3.6. Relationship between cortical GM QSM and cortical GM CBF
The correlation between average cortical GM QSM and average cortical GM CBF was not significant, controlling for age, gender and eICV (bootstrapped Beta = −0.026, p = 0.12; SE = 0.017; 95% BCa CI = −0.054 to 0.014; r2 = 0.05).
3.7. Relationship between Cortical GM QSM and tFC
This relationship was explored in a bootstrapped linear regression model with QSM values from each lobe as factors and average tFC (averaged across all seed ROIs) as the dependent variable. Results from the linear regression model indicated that lobar QSM was negatively associated with average tFC in the parietal mask (parietal QSM: 3.5 ppb/mm3; bootstrapped Beta = −0.045, p = 0.005; SE = 0.015; 95% BCa CI = −0.073 to −0.025; VIF = 1.25; Fig. 6) after controlling for cortical GM CBF, adjusted cortical GM volume, age, gender and GCOR. QSM values from the other lobar masks were not significant predictors of average tFC (ps > 0.38; max VIF = 1.55). Additionally, neither adjusted total cortical GM volume nor total cortical GM CBF predicted average tFC in this model (cortical GM volume: bootstrapped Beta = 0.007, p = 0.40; SE = 0.009 95% BCa CI = −0.01 to 0.03; VIF = 1.69; cortical GM CBF: bootstrapped Beta = 0.0001, p = 0.88; SE = 0.002 95% BCa CI = −0.004 to 0.005; VIF = 1.37).
Fig. 6.
The relationship between average tFC and parietal lobe QSM. The plot shows average tFC (averaged across all seed ROIs) against QSM from the parietal lobe (iron concentration in ppb/mm3). Values are standardized residuals after controlling for age, gender, GCOR, cortical GM CBF and adjusted cortical GM volume. The dashed line represents the linear best fit.

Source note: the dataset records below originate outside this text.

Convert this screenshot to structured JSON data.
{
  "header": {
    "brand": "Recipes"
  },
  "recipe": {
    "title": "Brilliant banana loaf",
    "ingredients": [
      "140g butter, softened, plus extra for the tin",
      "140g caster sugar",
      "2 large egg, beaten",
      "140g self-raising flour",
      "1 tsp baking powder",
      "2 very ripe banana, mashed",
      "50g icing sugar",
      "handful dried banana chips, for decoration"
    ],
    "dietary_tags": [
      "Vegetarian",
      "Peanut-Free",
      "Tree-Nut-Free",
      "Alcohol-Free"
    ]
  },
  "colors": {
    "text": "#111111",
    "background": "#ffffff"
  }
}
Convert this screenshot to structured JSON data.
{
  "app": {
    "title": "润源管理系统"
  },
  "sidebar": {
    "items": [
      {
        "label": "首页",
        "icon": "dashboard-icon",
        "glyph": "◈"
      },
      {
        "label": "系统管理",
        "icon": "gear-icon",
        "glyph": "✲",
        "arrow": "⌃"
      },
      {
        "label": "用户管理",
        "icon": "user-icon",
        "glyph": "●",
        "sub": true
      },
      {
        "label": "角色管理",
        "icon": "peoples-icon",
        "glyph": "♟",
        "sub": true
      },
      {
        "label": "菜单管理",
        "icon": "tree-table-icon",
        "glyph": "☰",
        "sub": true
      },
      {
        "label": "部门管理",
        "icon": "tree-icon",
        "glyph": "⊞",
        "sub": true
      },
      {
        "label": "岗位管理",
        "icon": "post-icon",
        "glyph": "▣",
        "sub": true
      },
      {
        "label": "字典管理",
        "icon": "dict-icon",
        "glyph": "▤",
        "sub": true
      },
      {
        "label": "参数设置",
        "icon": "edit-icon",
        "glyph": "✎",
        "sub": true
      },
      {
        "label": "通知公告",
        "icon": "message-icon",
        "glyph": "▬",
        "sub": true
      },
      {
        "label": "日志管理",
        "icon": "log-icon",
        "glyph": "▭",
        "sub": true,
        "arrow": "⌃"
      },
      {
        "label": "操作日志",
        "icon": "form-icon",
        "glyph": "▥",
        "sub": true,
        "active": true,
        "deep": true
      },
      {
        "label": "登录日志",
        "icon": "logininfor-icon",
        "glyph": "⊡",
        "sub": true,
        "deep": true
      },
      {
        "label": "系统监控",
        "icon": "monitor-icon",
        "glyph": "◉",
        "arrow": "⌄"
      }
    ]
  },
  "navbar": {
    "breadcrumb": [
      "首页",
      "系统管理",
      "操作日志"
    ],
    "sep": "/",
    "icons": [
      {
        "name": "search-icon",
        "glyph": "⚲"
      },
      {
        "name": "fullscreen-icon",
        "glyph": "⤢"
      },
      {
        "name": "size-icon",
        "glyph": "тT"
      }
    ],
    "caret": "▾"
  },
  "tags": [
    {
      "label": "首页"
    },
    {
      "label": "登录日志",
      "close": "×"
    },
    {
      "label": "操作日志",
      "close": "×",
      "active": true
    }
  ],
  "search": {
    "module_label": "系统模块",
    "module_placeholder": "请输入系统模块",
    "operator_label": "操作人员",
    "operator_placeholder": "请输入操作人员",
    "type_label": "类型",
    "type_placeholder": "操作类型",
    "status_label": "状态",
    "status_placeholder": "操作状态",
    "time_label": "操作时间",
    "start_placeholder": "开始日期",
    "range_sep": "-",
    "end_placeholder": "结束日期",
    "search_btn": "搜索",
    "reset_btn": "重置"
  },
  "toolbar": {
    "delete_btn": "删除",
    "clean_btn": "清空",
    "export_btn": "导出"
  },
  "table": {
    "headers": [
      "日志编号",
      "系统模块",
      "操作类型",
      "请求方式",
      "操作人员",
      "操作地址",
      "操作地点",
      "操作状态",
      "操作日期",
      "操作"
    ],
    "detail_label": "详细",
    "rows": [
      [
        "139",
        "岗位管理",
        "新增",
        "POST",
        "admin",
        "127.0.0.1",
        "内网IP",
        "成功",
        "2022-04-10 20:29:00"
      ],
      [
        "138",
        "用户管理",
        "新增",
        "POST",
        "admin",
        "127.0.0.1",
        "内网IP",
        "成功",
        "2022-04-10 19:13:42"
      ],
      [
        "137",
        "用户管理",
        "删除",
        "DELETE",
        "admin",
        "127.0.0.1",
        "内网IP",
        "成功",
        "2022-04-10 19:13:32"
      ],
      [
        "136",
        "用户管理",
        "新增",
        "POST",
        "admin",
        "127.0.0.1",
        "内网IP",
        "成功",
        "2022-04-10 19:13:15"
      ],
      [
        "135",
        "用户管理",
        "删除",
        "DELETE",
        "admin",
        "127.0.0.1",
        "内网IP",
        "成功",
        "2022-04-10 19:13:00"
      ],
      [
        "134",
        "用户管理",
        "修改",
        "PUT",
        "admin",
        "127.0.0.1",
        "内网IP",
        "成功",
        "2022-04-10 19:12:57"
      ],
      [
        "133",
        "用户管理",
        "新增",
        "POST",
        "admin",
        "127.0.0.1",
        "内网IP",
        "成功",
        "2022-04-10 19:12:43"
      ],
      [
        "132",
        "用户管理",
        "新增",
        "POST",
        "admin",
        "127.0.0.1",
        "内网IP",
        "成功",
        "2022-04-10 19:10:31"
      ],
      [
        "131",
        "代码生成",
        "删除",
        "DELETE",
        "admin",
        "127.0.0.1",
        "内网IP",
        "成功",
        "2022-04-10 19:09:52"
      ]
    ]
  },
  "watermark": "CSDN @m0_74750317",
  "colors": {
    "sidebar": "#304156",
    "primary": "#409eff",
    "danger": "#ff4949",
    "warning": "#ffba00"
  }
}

To decompose the negative association between parietal lobe QSM and average tFC, we conducted a bootstrapped multivariate linear regression between tFC from each seed ROI as multiple dependent variables and parietal QSM values as the main factor. Homologous tFC ROIs were merged across hemispheres to avoid issues of multicollinearity and to also reduce the number of dependent variables in the model. Parietal lobe GM CBF and adjusted parietal lobe GM volume were added as covariates, together with age, gender and GCOR.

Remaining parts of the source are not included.